Eagle Town Clerk Jenny Rakow reported that food sales numbers for the first quarter, the most recent report available to the town, show $262,185 in food sales tax collected between January and March 2017. That compares to $165,089 during the same period of 2016.
That’s a trend Eagle officials hope continues, especially because food sales tax comprises close to 40 percent of Eagle’s annual sales tax collections.
City Market manager Dave Betts has noticed the uptick in business at the store, and he pledged his team would work hard to keep those customers shopping in Eagle.
“It’s really quite simple: We want to show people of this valley that we are committed to having the products they want, when they want them and how they want them,” Betts said.
Shopper Margaret Wolinsky, of Gypsum, was picking out radishes while her husband dropped a package of bing cherries in the cart during a shopping trip on Thursday.
“The produce department is really wonderful. It is huge and everything is fresh,” she said.
That’s the goal, Betts said.
“We strive every day to deliver on freshness,” he said.
Betts said that emphasis extends beyond the store’s produce department.
“A great example of this is in our dairy department. Many shoppers don’t even notice, but we mark our gallon milks down 10 days out to ensure people are buying the very freshest milk we can offer. I am unaware of any competitor out there that does this,” Betts said. “If something comes in, for instance, in our meat department that we wouldn’t put on our family’s table, we simply don’t put it out or we mark it down immediately, no matter the ‘sell by’ date on the package. We also freeze those products and provide them, at no cost, to our local food bank.”
City Market’s floor space expansion meant more products are available to downvalley shoppers. Wolinsky complimented the bulk food and sushi station additions. Shopper Joanne Cermak, of Eagle, enjoys shopping the homeopathic and natural products area.
“The new Starbucks will be nice when we can actually sit outside,” Cermak added.

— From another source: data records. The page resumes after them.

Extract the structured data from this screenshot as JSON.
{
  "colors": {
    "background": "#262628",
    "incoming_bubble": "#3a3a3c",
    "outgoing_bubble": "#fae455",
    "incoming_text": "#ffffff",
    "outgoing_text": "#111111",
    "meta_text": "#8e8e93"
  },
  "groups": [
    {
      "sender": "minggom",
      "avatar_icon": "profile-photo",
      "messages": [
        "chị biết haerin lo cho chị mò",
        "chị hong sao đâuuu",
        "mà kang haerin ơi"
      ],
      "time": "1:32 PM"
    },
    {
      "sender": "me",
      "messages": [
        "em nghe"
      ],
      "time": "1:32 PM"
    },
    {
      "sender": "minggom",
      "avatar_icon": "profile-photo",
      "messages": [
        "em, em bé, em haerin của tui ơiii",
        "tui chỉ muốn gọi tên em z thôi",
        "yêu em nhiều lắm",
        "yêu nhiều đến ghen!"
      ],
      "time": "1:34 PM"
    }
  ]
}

Customer Stacia Nusbaum, of Eagle, has only lived in town for the past year, so she noted she can’t really compare the new store to the former operation.

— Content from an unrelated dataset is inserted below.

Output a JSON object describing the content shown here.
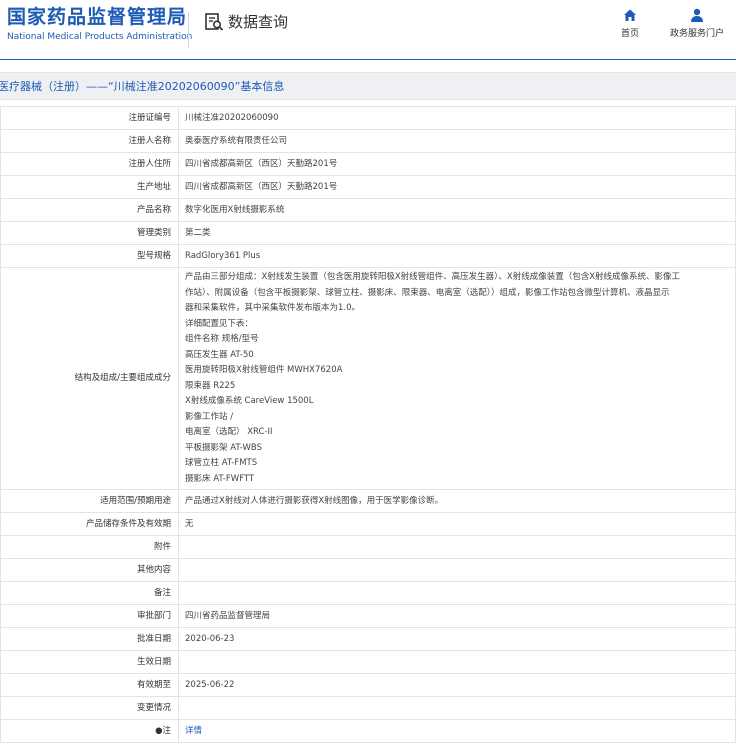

“I think they did a great job with the addition and you can tell it was sorely needed,” she said. “Plus the people who work here are great. The staff here really tries hard.”
“We don’t ever forget to be friendly,” Betts said. “I coach daily on the importance of making our store feel like a home and every shopper should feel like a guest in it. I can tell you that no matter how busy we get, we want customers to feel special and appreciated.
“I read each and every comment and absolutely love to share the ‘highly satisfied’ results in the ‘friendly’ and ‘fresh’ categories with our entire team,” Betts said.
He hopes customers will continue to respond to those receipt surveys with their positive comments.
What’s up next
Betts said that final landscaping is under way and the City Market garden center is open for the summer. Beyond that, he believes customers are getting used to the new store layout. That’s taken a bit of work, noted Taylor.
“There are so many new choices, but I do get lost in here sometimes,” she said.